O 2º Encontro Soteropolitano de Fiberglass Dune Buggies & Afins foi um tremendo sucesso! Repetiu-se o mesmo clima de descontração e amizade, que pautou a nossa 1º reunião. Foi uma pena que o nosso Grão Mestre Todinho não pode comparecer (comenta-se, a boca miúda, que o velho Toddy está sendo caçado por suas oito namoradas, pelas ruas de Salvador... Todas querendo casar-se com o nosso querido amigo - risos), mas tudo bem: fica para a próxima oportunidade. Em compensação, pudemos conhecer uma galera de primeira grandeza: o Luizão; o meu vizinho de Ilha, Marco Aurélio; o Thiagão e a Dani. Vou tentar relatar esse Eminente Evento (risos), que mobilizou a comunidade buggeira – quiçá automobilística em geral – de SSA-BA (risos, risos, risos).

Bem... Eu e o Vina começamos o Encontro no dia anterior, 08 de fevereiro de 2003. Havíamos combinado de dar uma geral no motor do Cachorrão, e assim, o Vina apareceu aqui em casa, onde eu já o esperava com a caixinha de ferramentas, velas, cabos de vela, condensador, platinado e um vidro de car-80. Sabem como é, né? Dois buggeiros juntos é o mesmo que... Cerveja! E haja cerveja... Terminamos os ajustes no Cachorrão e seguimos adiante, “tomando umas”, ouvindo boa música e botando o papo em dia.

No meio desse processo, ligou-me uma grande amiga, a Zeza, convidando-nos para ir até a sua casa, onde havia uma geladeira entupida de cerveja. Perguntar ao Alf e ao Vina se querem cerveja é o mesmo que perguntar a macaco se quer banana. E lá fomos nós. Zeza é daquelas pessoas que não deixam alternativa, senão a de gostar delas, de imediato. Um ser humano maravilhoso, com uma experiência de vida fantástica... E o melhor de tudo: mantém a ingenuidade e a bondade intactas, frente à vida. Algum dia, ainda escrevo sobre Zeza, que, embora não tenha um buggy, é uma buggeira inata.

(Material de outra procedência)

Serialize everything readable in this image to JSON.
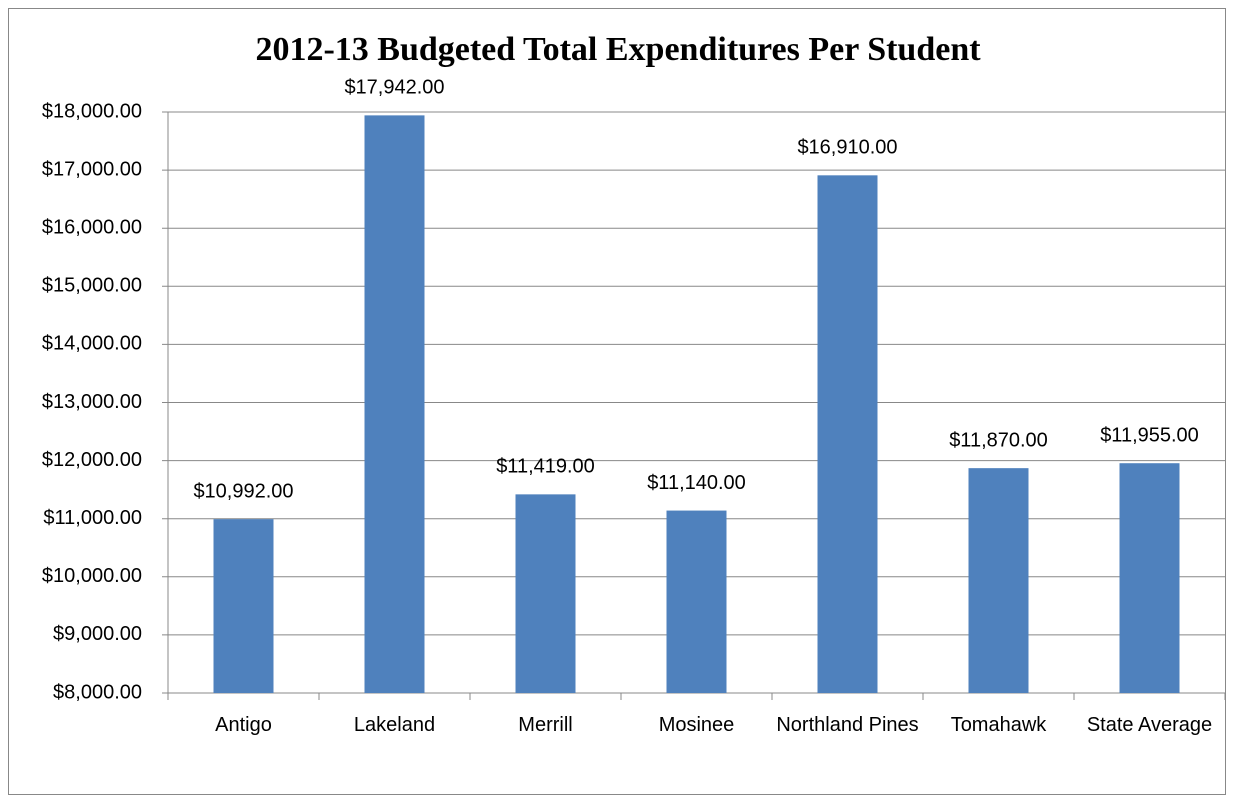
{
  "chart_data": {
    "type": "bar",
    "title": "2012-13 Budgeted Total Expenditures Per Student",
    "categories": [
      "Antigo",
      "Lakeland",
      "Merrill",
      "Mosinee",
      "Northland Pines",
      "Tomahawk",
      "State Average"
    ],
    "values": [
      10992,
      17942,
      11419,
      11140,
      16910,
      11870,
      11955
    ],
    "value_labels": [
      "$10,992.00",
      "$17,942.00",
      "$11,419.00",
      "$11,140.00",
      "$16,910.00",
      "$11,870.00",
      "$11,955.00"
    ],
    "color": "#4f81bd",
    "ylim": [
      8000,
      18000
    ],
    "yticks": [
      {
        "value": 8000,
        "label": "$8,000.00"
      },
      {
        "value": 9000,
        "label": "$9,000.00"
      },
      {
        "value": 10000,
        "label": "$10,000.00"
      },
      {
        "value": 11000,
        "label": "$11,000.00"
      },
      {
        "value": 12000,
        "label": "$12,000.00"
      },
      {
        "value": 13000,
        "label": "$13,000.00"
      },
      {
        "value": 14000,
        "label": "$14,000.00"
      },
      {
        "value": 15000,
        "label": "$15,000.00"
      },
      {
        "value": 16000,
        "label": "$16,000.00"
      },
      {
        "value": 17000,
        "label": "$17,000.00"
      },
      {
        "value": 18000,
        "label": "$18,000.00"
      }
    ],
    "grid": true
  }
}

Pois bem, lá se vão o Alf e o Vina, cortando Salvador, para a casa de Zeza... E haja cerveja! Mas foi tanta cerveja, que houve um ponto em que ninguém mais tinha condições de dirigir... E decidimos dormir por lá mesmo. A sorte é que Cicília, minha rádio-patroa, adora Zeza e não vê problemas em deixar que eu passe algumas noites por lá... (risos).

Difícil foi acordar, na manhã seguinte (dia do Encontro)... A coisa toda estava marcada para as 9:00 horas, mas sabíamos que ninguém chegaria no horário. De qualquer forma, o despertador tocou às 7:30... Ressaca, putz! Deixei o Vina em casa e fui buscar o Cachorrão. Confesso que não entendo como o Vinícius conseguiu chegar no horário ao Posto da Doctor Burguer, na Boca do Rio (local combinado para a partida da Buggyata)... Devo ter chegado lá pelas 11:30. Antes, fui buscar o Leo, o meu grande co-piloto.

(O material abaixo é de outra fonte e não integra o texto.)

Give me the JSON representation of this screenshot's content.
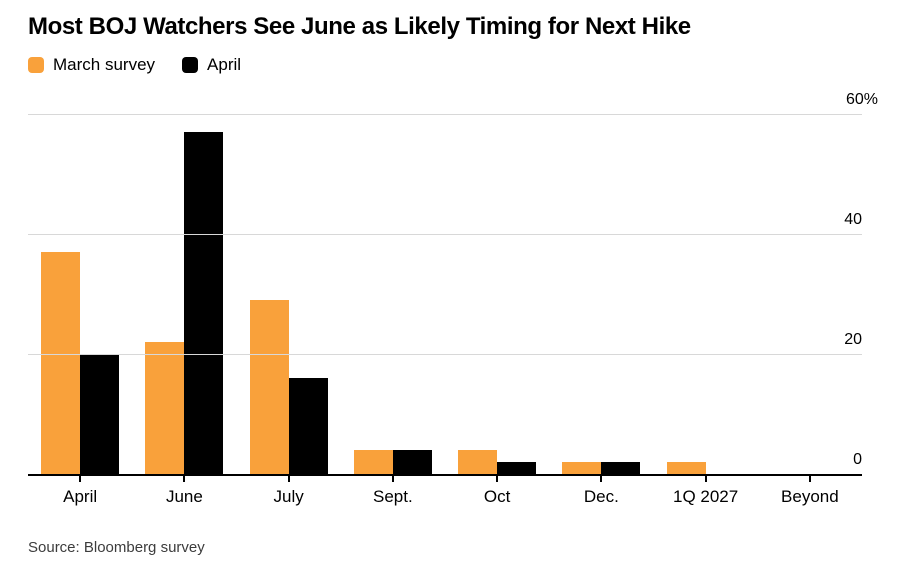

Já estavam lá, o Vina, com o seu Valente; o Marcão, com o Tocantins; o Luizão, de Bird; e o Thiagão e a Dani, com o Poney. E havia, no Poney do Thiago, uma sacola repleta de cerveja... Realmente, a visão daquela sacola me deu calafrios – a ressaca comia no centro --, mas não houve jeito: que venha a cerveja! De novo... (risos).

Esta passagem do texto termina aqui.